Network Deployment (Distributed operating systems), v8.0 > Applications > Service integration > Message stores > Message store high availability > Data store high availability
Highly available databases
Highly available databases are highly scalable and depend on a relational database management system (RDBMS) that is always running. Restrictions apply when you choose a highly available database as your data store for the messaging engine.
Databases that have a high availability framework or feature might have redundant primary and standby servers. If you are using such a database as your data store, certain specific actions are required:
- Ensure that the primary and standby databases are identical when the standby database takes over from the primary database, unless you stop and restart your messaging engine before connections are routed to the standby database. If database clients, such as the messaging engine, are routed by the system from the primary database to the standby database, the messaging engine relies on the data in both databases being identical.

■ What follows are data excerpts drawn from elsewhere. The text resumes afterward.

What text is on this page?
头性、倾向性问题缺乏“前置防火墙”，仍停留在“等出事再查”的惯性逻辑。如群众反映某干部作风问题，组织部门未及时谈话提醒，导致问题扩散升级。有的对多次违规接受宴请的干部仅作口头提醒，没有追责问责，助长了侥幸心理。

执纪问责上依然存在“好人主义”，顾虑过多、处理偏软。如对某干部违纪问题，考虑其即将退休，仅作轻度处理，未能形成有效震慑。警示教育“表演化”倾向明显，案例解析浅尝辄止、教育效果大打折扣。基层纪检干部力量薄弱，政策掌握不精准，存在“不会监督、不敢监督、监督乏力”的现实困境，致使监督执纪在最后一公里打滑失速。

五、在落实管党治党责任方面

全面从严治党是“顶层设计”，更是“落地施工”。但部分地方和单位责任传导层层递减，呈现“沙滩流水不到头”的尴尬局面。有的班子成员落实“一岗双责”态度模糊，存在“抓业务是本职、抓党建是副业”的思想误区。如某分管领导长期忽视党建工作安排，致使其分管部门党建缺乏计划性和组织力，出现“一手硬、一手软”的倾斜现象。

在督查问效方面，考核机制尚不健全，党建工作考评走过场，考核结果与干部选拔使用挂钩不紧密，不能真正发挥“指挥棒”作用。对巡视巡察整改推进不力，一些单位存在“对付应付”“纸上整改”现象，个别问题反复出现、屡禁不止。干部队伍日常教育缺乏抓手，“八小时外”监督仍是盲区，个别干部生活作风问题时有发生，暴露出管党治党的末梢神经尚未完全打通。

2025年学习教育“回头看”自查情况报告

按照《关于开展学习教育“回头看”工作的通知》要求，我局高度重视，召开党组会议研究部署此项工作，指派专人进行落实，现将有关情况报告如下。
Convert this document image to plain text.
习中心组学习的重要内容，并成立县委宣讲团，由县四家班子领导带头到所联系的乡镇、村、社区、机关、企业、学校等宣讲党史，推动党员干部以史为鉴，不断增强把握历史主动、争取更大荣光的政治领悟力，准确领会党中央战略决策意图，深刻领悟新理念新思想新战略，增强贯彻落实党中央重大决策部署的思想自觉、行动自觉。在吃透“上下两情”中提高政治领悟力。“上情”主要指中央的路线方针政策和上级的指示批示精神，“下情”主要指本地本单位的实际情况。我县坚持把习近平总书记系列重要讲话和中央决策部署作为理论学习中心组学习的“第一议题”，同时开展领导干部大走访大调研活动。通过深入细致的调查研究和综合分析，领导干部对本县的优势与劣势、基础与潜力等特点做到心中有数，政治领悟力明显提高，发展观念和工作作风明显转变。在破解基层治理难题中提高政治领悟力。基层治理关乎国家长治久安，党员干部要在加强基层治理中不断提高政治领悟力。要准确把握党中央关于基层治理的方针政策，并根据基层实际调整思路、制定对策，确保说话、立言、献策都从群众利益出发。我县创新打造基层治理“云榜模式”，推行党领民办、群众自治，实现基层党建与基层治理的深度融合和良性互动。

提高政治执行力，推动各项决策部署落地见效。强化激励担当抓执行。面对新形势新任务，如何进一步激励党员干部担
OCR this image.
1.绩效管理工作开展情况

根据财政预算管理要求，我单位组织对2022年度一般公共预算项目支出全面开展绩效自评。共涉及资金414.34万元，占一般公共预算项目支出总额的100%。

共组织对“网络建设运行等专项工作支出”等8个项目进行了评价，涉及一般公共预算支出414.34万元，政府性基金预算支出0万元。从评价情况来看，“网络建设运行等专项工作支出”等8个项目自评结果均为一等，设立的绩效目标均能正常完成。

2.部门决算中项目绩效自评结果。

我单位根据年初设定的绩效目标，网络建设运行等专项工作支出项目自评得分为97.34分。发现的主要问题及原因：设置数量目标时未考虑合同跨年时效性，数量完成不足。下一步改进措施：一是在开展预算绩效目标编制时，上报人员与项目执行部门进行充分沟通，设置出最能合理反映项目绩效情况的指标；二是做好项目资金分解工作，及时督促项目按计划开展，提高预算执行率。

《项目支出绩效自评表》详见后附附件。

- Do not use the one-phase commit optimization that enables applications to share the JDBC connections used by a messaging engine.
If you use the High Availability Data Recovery (HADR) feature of DB2, note the following restrictions:
- The messaging engine default messaging provider supports only the synchronous and near-synchronoous synchronization modes of HADR. The default messaging provider does not support asynchronous HADR configurations.
- The TAKEOVER BY FORCE command is permitted only when the standby database is in peer state, or when the standby database had last changed from peer state to its current state (such as disconnected state).
If you configure a WAS to use a highly available database as your data store and a database failover occurs, the application server on which the messaging engine is running might stop. The cause of this problem is that the messaging engine cannot always treat the failover as a transient communications error.
When you configure a messaging engine to use a highly available database for its data store, ensure that the messaging engine can restart automatically following an application server failure. Choose the option that is appropriate for the configuration:
- If you are running a single server, WAS provides no failover support. Consider other high availability provisions.
- If you are running WAS Network Deployment without clustering, the default configuration for the node agent ensures automatic restart.
- If you are running WAS Network Deployment with clustering, peer recovery restarts the messaging engine. Ensure that we have configured the high availability policy to enable peer recovery.